The priest's eyes betrayed an instant's confusion, quickly covered over. "She's lovely. But I can't say I recognize her either."

"Her name's Sally Manfredo. She wanted to be an actress."

"So many do."

They were sitting in armchairs in St. Veronica's rectory in Queens. Bookshelves lined the walls. Leather-bound sets of Aquinas and Thackeray and Dickens had been pushed back to make room for Victorian pillboxes and small silver-framed photographs of young people.

"She did some amateur work," Cardozo said. "She played in two of Father Montgomery's shows six, seven years ago."

"That's it."

"That's what?"

"That's why she looks familiar."

"Then you have seen her before."

Cardozo could feel Father Romero give an infinitesimal recoil.

"It must have been in one of Joe's shows."

"Is it possible she worked in one of yours?"

"No, that's not possible." Father Romero didn't look away, but at the same time he was definitely not looking back. "I'd remember."

"You must work with an awful lot of young people.
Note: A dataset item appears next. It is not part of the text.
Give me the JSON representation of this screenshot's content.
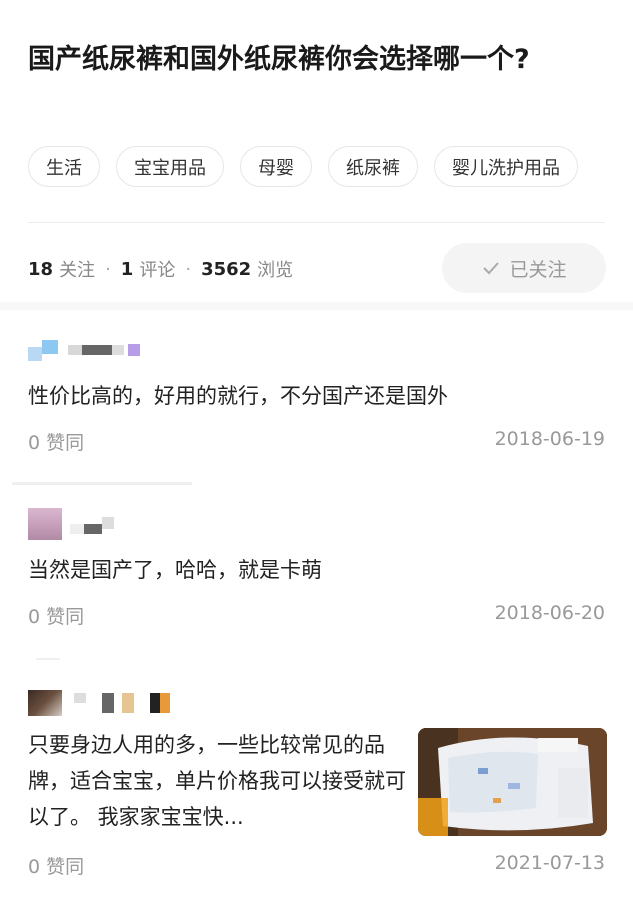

Maybe she's in your files and you forgot."

"I don't keep records. Not of the theatricals."

"Really." Cardozo tried to gauge the nervousness that radiated from Father Romero. The hands trembled. The eyes blinked with the rapidity of a hummingbird batting its wings. There was a surprised, pained expression, as though everything in the universe was new to him and not necessarily friendly. Cardozo sensed something more was involved than mere state of mind. Some chemical agent.

"But I do have a memory for names and faces, and the name Sally Manfredo isn't familiar." Father Romero handed back the photo. "I'm sorry. I wish I could help."

"What do you do for relaxation?"

"Relaxation?" Father Romero seemed startled. "Very little, actually. I pray...I meditate."

"No exercise?"

Father Romero patted his oversize tummy. "Not as much as my doctor would like, I'm afraid."

"Don't you play golf?"

Father Romero glanced over with a noncomprehending frown. "What gave you that idea?"

"Father Joe mentioned you were golf partners."

"Long ago."

"But you two still socialize."

"We see one another at ceremonial occasions-like the openings of one another's shows."

"And the Vanderbilt Garden ceremony?"

"Yes, that too."

"You were with the group that went in first."

"That's right. The four representatives of New York's major faiths. Joe seems to think Islam is a major faith locally. I believe there are fewer followers of the Prophet in the metropolitan area than practitioners of Santeria."

"Do you recall when this photograph was taken?" Cardozo handed Father Romero the shot of Sonya Barnett and the four clerics.

"I don't recall." Father Romero's face was perplexed.

"The odd thing is that you're all looking away from the stage at the same moment."

"There was a crew from TV right behind us. They may have asked us to turn around. Does it matter?"